Applied Mathematics and Computation SeminarHierarchical Pattern Discovery in Many-Body Complex Stochastic SystemsMarkos Katsoulakis, UMass Amherst
We develop a hierarchical approach for pattern discovery in many-body
stochastic systems, motivated by challenges in guiding engineering tasks
in nanopattern formation in
heteroepitaxial processes. Patterns in such systems have rich
morphologies at mesoscales that change dramatically as control
parameters vary; typically they form as a result of microscopic particle
dynamics in a complex landscape, in the presence of stochastic
fluctuations.
Developing a complete understanding of the pattern formation mechanisms
as functions of the control parameters of the system is a vast computational
challenge which is currently intractable with conventional Kinetic Monte Carlo methods. Here we
present hierarchical strategies towards this "systems' task" goal by combining mesoscopic PDE
and Coarse-Grained Monte Carlo (CGMC) approximations of KMC algorithms that we have developed in earlier work. More precisely, (i) we employ deterministic mesoscopic PDE as means to obtain an approximate (and in principle rather crude) phase diagram of the system; subsequently, (ii)

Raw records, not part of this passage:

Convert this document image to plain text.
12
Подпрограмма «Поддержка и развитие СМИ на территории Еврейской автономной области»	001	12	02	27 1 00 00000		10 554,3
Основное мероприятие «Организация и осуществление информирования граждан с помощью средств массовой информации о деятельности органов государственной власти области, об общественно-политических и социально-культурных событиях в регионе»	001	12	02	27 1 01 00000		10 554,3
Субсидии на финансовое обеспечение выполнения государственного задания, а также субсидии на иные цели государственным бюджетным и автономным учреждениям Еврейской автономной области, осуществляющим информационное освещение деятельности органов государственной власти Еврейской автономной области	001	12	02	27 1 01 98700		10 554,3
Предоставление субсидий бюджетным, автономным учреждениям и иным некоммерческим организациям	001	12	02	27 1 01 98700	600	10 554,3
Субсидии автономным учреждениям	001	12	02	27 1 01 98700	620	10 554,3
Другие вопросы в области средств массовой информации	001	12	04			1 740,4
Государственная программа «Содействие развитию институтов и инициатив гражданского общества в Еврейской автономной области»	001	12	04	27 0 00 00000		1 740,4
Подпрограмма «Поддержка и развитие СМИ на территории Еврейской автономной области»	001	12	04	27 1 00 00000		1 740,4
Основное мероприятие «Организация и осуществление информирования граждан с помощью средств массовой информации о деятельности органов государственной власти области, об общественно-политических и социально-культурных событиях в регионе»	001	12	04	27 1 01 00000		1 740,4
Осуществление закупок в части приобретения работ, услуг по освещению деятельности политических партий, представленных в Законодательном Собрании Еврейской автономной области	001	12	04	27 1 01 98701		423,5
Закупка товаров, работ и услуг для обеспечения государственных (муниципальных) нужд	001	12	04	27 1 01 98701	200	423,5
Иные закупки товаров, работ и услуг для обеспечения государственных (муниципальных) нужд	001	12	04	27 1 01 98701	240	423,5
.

we employ adaptive CGMC at selected regions of the approximate phase diagram in order to
refine it by including interactions and fluctuations properly. Our adaptivity framework allows
us to obtain accurate and near-optimal coarse-grainings for each parameter regime, ensuring
proper "knowledge representation"-in an information theory sense-of the complex system for
the desired observables, e.g., spatial correlations, power spectra or scaling laws. In turn such
tools can be also used in model reduction and control of the underlying complex systems.